Kuliner Singapura Kolaps? Ratusan Restoran Tutup Setiap Bulan di 2025!
- pexel @Life Of Pix
Viva, Banyumas - Gelombang penutupan terus menghantam sektor kuliner Singapura, menandakan gejala kolaps yang makin nyata. Sepanjang tahun 2025, tercatat ratusan restoran yang harus tutup setiap bulan, menunjukkan tekanan berat yang dialami pelaku usaha makanan dan minuman di negara tersebut.

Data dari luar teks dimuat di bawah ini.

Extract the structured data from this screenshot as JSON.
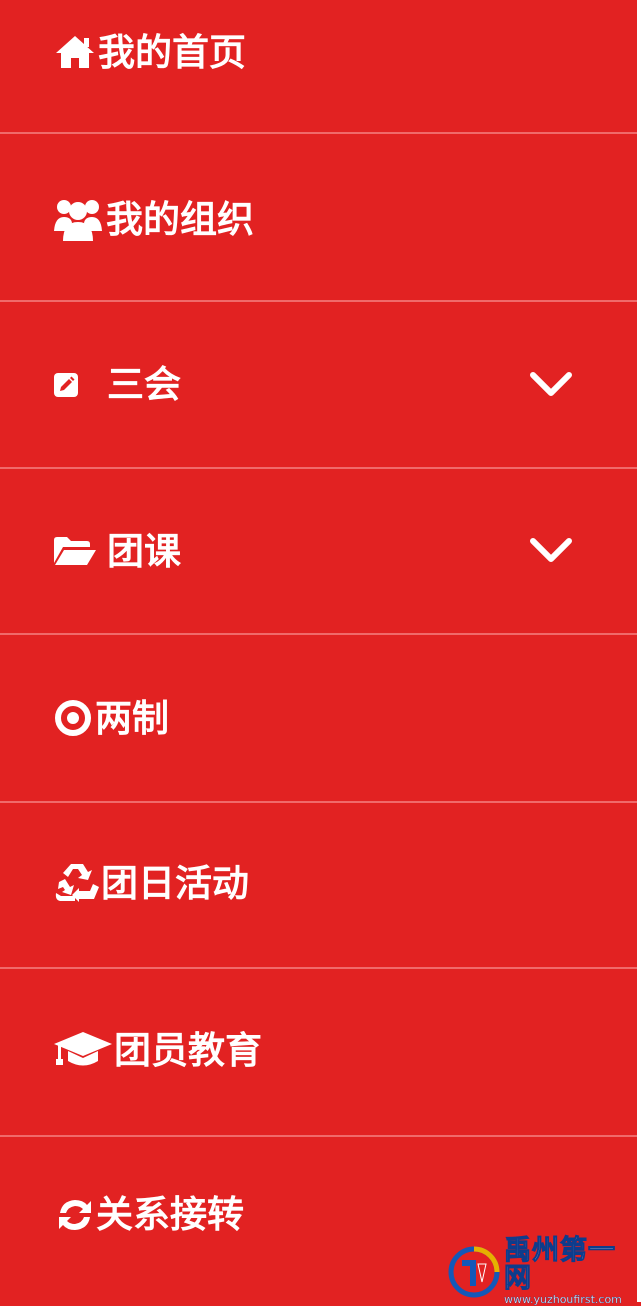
{
  "theme": {
    "background": "#e22222",
    "text": "#ffffff",
    "divider": "#f06a6a"
  },
  "menu": {
    "items": [
      {
        "label": "我的首页",
        "icon": "home-icon",
        "expandable": false
      },
      {
        "label": "我的组织",
        "icon": "users-icon",
        "expandable": false
      },
      {
        "label": "三会",
        "icon": "edit-icon",
        "expandable": true
      },
      {
        "label": "团课",
        "icon": "folder-open-icon",
        "expandable": true
      },
      {
        "label": "两制",
        "icon": "target-icon",
        "expandable": false
      },
      {
        "label": "团日活动",
        "icon": "recycle-icon",
        "expandable": false
      },
      {
        "label": "团员教育",
        "icon": "graduation-cap-icon",
        "expandable": false
      },
      {
        "label": "关系接转",
        "icon": "refresh-icon",
        "expandable": false
      }
    ]
  },
  "watermark": {
    "title": "禹州第一网",
    "url": "www.yuzhoufirst.com"
  }
}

Kondisi ini mencerminkan betapa sektor kuliner Singapura berada di ambang kolaps, dengan tren tutupnya ratusan restoran setiap bulan selama 2025 melampaui masa-masa krisis sebelumnya. Dibandingkan tahun 2024 yang mencatat 254 penutupan bulanan, situasi saat ini jauh lebih mengkhawatirkan.

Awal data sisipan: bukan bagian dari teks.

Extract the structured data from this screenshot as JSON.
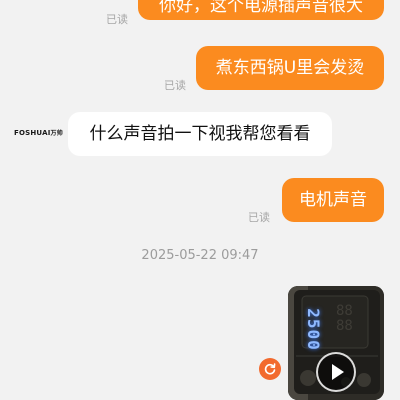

Tak hanya usaha kecil, bahkan restoran besar pun ikut terdampak dalam gelombang kolaps sektor kuliner Singapura. Sepanjang 2025, data menunjukkan bahwa ratusan restoran tutup setiap bulan, memperkuat sinyal bahwa tantangan finansial semakin tak tertahankan di industri ini.
Fenomena ini menimbulkan kekhawatiran besar terhadap masa depan industri F&B (food and beverages) di negara tersebut.
Bahkan, tingkat penutupan saat ini melampaui masa pandemi, periode yang sebelumnya dianggap sebagai pukulan terberat bagi sektor kuliner global.
Faktor utama di balik gelombang penutupan ini adalah kenaikan biaya operasional yang tidak terkendali. Biaya sewa tempat, harga bahan baku, dan gaji tenaga kerja meningkat tajam, membuat banyak pelaku usaha kewalahan menjaga kelangsungan bisnis mereka.
Dilansir dari laman reuters dan CNA, Salah satu contoh nyata adalah Wine RVLT, restoran sekaligus bar anggur populer yang akan resmi tutup pada Agustus 2025.
Alvin Goh, salah satu pendirinya, mengakui bahwa bisnis mereka telah merugi sejak Juni 2023 dan tak sanggup menanggung beban operasional meski telah menyisihkan dana untuk menggaji staf serta membayar pemasok dan sewa. Tak hanya usaha kecil, restoran dan klub mewah juga tak luput dari krisis ini.
Private club 1880 di Robertson Quay yang dikenal eksklusif pun mengumumkan penutupan permanen karena gagal mengamankan dana investasi baru.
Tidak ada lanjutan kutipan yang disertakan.